Adrenal aldosterone excess is the most common cause of secondary hypertension and is associated with increased cardiovascular morbidity. However, adverse metabolic risk in primary aldosteronism extends beyond hypertension, with increased rates of insulin resistance, type 2 diabetes, and osteoporosis, which cannot be easily explained by aldosterone excess.

METHODS:

We performed mass spectrometry-based analysis of a 24-hour urine steroid metabolome in 174 newly diagnosed patients with primary aldosteronism (103 unilateral adenomas, 71 bilateral adrenal hyperplasias) in comparison to 162 healthy controls, 56 patients with endocrine inactive adrenal adenoma, 104 patients with mild subclinical, and 47 with clinically overt adrenal cortisol excess. We also analyzed the expression of cortisol-producing CYP11B1 and aldosterone-producing CYP11B2 enzymes in adenoma tissue from 57 patients with aldosterone-producing adenoma, employing immunohistochemistry with digital image analysis.

RESULTS:

Primary aldosteronism patients had significantly increased cortisol and total glucocorticoid metabolite excretion (all P < 0.001), only exceeded by glucocorticoid output in patients with clinically overt adrenal Cushing syndrome. Several surrogate parameters of metabolic risk correlated significantly with glucocorticoid but not mineralocorticoid output. Intratumoral CYP11B1 expression was significantly associated with the corresponding in vivo glucocorticoid excretion. Unilateral adrenalectomy resolved both mineralocorticoid and glucocorticoid excess.

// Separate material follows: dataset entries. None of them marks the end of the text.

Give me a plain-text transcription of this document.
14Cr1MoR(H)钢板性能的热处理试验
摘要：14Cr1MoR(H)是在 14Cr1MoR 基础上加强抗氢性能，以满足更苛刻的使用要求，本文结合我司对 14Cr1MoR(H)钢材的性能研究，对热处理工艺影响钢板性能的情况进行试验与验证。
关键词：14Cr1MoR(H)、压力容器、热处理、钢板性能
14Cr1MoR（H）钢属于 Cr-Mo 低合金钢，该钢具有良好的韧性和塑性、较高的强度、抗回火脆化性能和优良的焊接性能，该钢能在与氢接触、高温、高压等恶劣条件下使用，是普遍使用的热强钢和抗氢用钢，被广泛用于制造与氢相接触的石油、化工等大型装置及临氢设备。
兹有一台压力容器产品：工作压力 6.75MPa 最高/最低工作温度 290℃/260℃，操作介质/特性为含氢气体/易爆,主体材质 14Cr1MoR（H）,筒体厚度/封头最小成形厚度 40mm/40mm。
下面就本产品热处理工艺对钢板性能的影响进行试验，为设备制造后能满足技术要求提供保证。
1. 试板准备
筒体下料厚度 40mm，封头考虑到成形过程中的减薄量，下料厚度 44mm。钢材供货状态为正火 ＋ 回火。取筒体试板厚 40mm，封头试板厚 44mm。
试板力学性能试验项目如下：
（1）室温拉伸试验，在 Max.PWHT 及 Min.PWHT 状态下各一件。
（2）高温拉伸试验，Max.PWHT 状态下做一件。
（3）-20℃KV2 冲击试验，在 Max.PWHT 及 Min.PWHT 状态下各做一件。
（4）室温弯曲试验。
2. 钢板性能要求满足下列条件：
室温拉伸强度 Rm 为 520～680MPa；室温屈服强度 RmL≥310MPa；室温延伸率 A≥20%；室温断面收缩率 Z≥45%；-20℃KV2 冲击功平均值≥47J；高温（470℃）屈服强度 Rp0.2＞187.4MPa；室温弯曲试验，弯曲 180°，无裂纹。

Postoperative evidence of adrenal insufficiency was found in 13 (29%) of 45 consecutively tested patients.

CONCLUSION:

Our data indicate that glucocorticoid cosecretion is frequently found in primary aldosteronism and contributes to associated metabolic risk. Mineralocorticoid receptor antagonist therapy alone may not be sufficient to counteract adverse metabolic risk in medically treated patients with primary aldosteronism.

FUNDING:

Medical Research Council UK, Wellcome Trust, European Commission.